Qing Shui de kendi gelişimiyle meşguldü, ama aniden He Yining’in Uzaylararası Bilekliğini düşündü ve onu çıkardı. Geçmişte birkaç Uzaysal İpek Keseyi ele geçirmişti ama şimdi farklı bir aleme ulaşmıştı. Bu nedenle, hızlıca bir göz attıktan sonra çoğu eşyaya dokunmadı. Başkalarının kötü olmadığını düşünebileceği pek çok eşya olmasına rağmen bunlar Qing Shui için hiçbir şey değildi.
Ancak He Yining’in davasında işler açıkça farklıydı. Bu nedenle Qing Shui, He Yining’in içinde ne olduğunu görmek için hâlâ biraz beklentiye sahipti.
“Fena değil, gerçekten yararlı öğeler var.”
Qing Shui, bazı değerli şifalı bitkilerin yanı sıra ilaç şişelerini de gördü. Bunların dışında silahlar, zırhlar ve benzeri eşsiz cevherler ve taşlar da vardı. Pek çok şey vardı ve düzgün bir şekilde sıralanmıştı. Bu Uzaylararası Bileklikteki alan oldukça büyüktü.
“Bu şeyin içinde savaş tekniği kılavuzları var!” Qing Shui çok sayıda canavar derisinden kitap görünce şaşırdı.
Onları çıkardı.
“Gök Ayısı Yumruğu Sanatı, Şiddetli Yumruk, Güçlendirilmiş Avuç!”

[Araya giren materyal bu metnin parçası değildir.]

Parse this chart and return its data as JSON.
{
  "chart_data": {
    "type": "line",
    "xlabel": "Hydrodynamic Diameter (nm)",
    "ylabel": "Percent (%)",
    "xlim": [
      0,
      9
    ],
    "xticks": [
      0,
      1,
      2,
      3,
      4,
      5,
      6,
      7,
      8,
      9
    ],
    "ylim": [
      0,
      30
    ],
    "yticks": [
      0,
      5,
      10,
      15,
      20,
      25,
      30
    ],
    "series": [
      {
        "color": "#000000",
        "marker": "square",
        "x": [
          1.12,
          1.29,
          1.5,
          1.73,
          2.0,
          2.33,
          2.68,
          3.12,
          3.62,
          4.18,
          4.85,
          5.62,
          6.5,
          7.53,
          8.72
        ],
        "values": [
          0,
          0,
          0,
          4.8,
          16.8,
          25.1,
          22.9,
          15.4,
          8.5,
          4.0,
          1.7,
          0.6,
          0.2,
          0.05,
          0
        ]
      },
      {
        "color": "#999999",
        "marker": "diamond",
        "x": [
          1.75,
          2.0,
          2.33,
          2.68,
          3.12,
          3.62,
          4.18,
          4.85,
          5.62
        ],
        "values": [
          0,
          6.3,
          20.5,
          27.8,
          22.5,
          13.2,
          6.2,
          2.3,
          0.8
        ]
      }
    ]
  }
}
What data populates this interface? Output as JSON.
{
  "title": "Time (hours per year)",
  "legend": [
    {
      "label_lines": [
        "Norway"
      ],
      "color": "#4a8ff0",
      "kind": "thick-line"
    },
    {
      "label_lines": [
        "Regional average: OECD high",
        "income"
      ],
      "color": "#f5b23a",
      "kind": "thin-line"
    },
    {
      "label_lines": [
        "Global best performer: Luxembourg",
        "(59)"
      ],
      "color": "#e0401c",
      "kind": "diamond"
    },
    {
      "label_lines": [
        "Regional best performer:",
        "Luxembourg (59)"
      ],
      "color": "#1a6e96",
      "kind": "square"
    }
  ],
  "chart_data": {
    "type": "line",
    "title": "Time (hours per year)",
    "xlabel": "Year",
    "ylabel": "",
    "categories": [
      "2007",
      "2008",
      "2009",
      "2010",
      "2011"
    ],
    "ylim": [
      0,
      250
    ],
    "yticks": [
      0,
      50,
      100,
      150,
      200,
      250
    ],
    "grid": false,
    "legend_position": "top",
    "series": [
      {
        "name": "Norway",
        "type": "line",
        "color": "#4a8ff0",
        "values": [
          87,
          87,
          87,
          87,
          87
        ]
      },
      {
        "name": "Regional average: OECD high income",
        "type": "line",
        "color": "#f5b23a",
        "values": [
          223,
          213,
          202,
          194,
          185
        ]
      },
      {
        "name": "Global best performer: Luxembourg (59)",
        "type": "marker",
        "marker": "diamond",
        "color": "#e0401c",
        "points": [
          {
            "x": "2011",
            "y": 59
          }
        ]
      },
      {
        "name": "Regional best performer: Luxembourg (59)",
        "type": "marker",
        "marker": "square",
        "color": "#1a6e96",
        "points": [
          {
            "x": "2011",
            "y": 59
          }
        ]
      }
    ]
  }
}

Qing Shui bir kitap aldı, bir göz attı ve başka bir kitaba uzanmadan önce onu bir kenara fırlattı. Burada oldukça iyi kalitede olduğu bilinen çok sayıda savaş tekniği vardı. Ancak Qing Shui onları umursamadı. Başka bir kitap çıkardı ve üzerinde yazılı olan birkaç kelimeyi görünce şaşkına döndü.
Dokuz Ölümcül Adım!
Bu altın canavar derisinden yapılmış ve altın sayfaları olan bir kitaptı. Son derece sağlamdı ve hafif bir ruhsal Qi yayılıyordu. Bu, bu sayfaların kalitesinin düşük olmadığı anlamına geliyordu.